Assembly Bill 1405 would not change how debt settlement companies operate, but it would add more regulation. Existing federal regulations are limited to businesses serving customers across state lines.

The state bill would mimic some of those federal rules, applying them to California-based businesses, as well as adding new rules like giving customers a three-day “cooling-off period” before the contract ends. comes into force.

The bill advances despite near-unanimous opposition from Republicans. Several lobbies withdrew their opposition after successfully pushing for amendments, including one that would scrap regulations on referral fees, a major source of revenue for the industry.

But before the most recent amendments, the debt settlement industry had banded together to oppose the bill. The Consumer Debt Relief Initiative, made up of members of the debt settlement industry, argued that new regulations would hurt the very consumers the bill is trying to protect by driving debt settlement companies out of California, leaving consumers few options.

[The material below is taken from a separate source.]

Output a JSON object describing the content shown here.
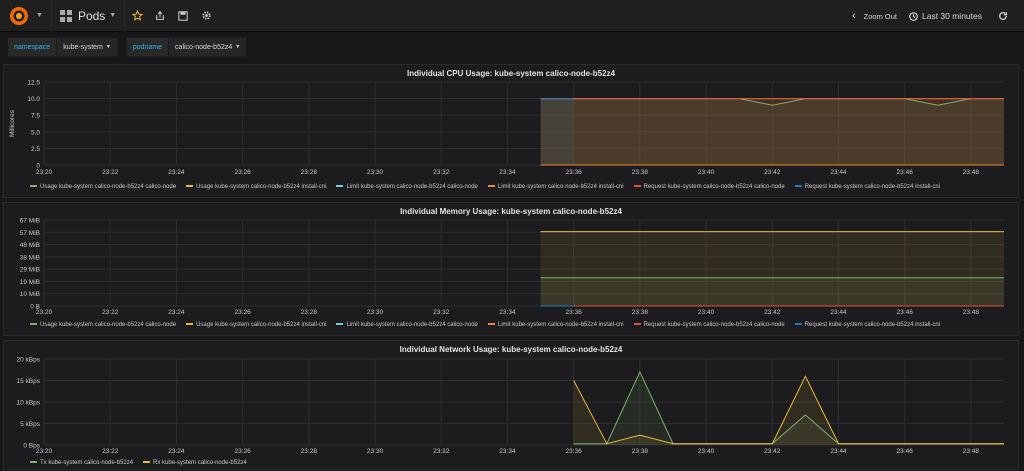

“Why would any state remove debt settlement as an option for these families during this pandemic?” said Willie Brown, former Speaker of the Assembly and mayor of San Francisco, in a Consumer Debt Relief Initiative Video. “It’s a vital service for those who need it most.”

The alternative for many families, Brown and the industry argue, is bankruptcy or worse.

“You’re left with just bad actors – it almost creates a black market,” said Gordon, the group’s chairman.

Assemblyman Wicks disagreed. “For bad actors, if they feel like they can’t operate in California, they can go somewhere else,” she said. “And for good actors, they can stay here and they can help our working families who need help.”

Gordon said he thinks the bill is more about benefiting banks and credit card companies who don’t like having to negotiate customer debts.

OneMain Financial, the only creditor supporting the bill, declined to comment but wrote in a support letter for the invoice that their main objective is to work directly with their customers who are not meeting their debts.

Primed for debt settlement

Despite the federal CARES Act loan forbearance and a statewide eviction moratorium that aims to protect Californians, personal debt such as credit cards and medical bills have been largely ignored by lawmakers, leaving consumers exposed to potential predatory practices by alternative financial services.

“It’s a huge bubble of people who are ready for debt settlement,” Nguyen Orth said.

The debt settlement industry expects to do very well. At a meeting in February of consumer debt relief initiative, market analysis from Accenture indicates that the industry expects a 75% increase in the number of accounts enrolled in debt settlement services in 2021.

California’s new Consumer Financial Protection Act, which took effect Jan. 1, gave the state Department of Financial Protection and Innovation new authority to regulate the industry. Agency says it won’t start tracking debt settlement companies until 2023.

Does the bill go far enough?

According to Nguyen Orth, everything ClearOne Advantage has done in this case is legal, so AB 1405 is unlikely to have changed much for Gomez. But the bill would address some of the most blatant practices which Nguyen Orth saw, she said, as promising unrealistic results without informing clients of the possible risks or offering predatory loans that can lead to further indebtedness.

Gomez ended her contract with ClearOne Advantage at the end of June, but she is still working with Bank of America to settle the lawsuit and the outstanding balance. His advice to others? Avoid debt settlement companies at all costs.

“It’s a real scam. They prey on people like me,” Gomez said. “Call the credit cards or collection agencies yourself…It’s easier and the money will go straight to whoever you owe.”

This article is part of The California Dividea collaboration between newsrooms examining income inequality and economic survival in California.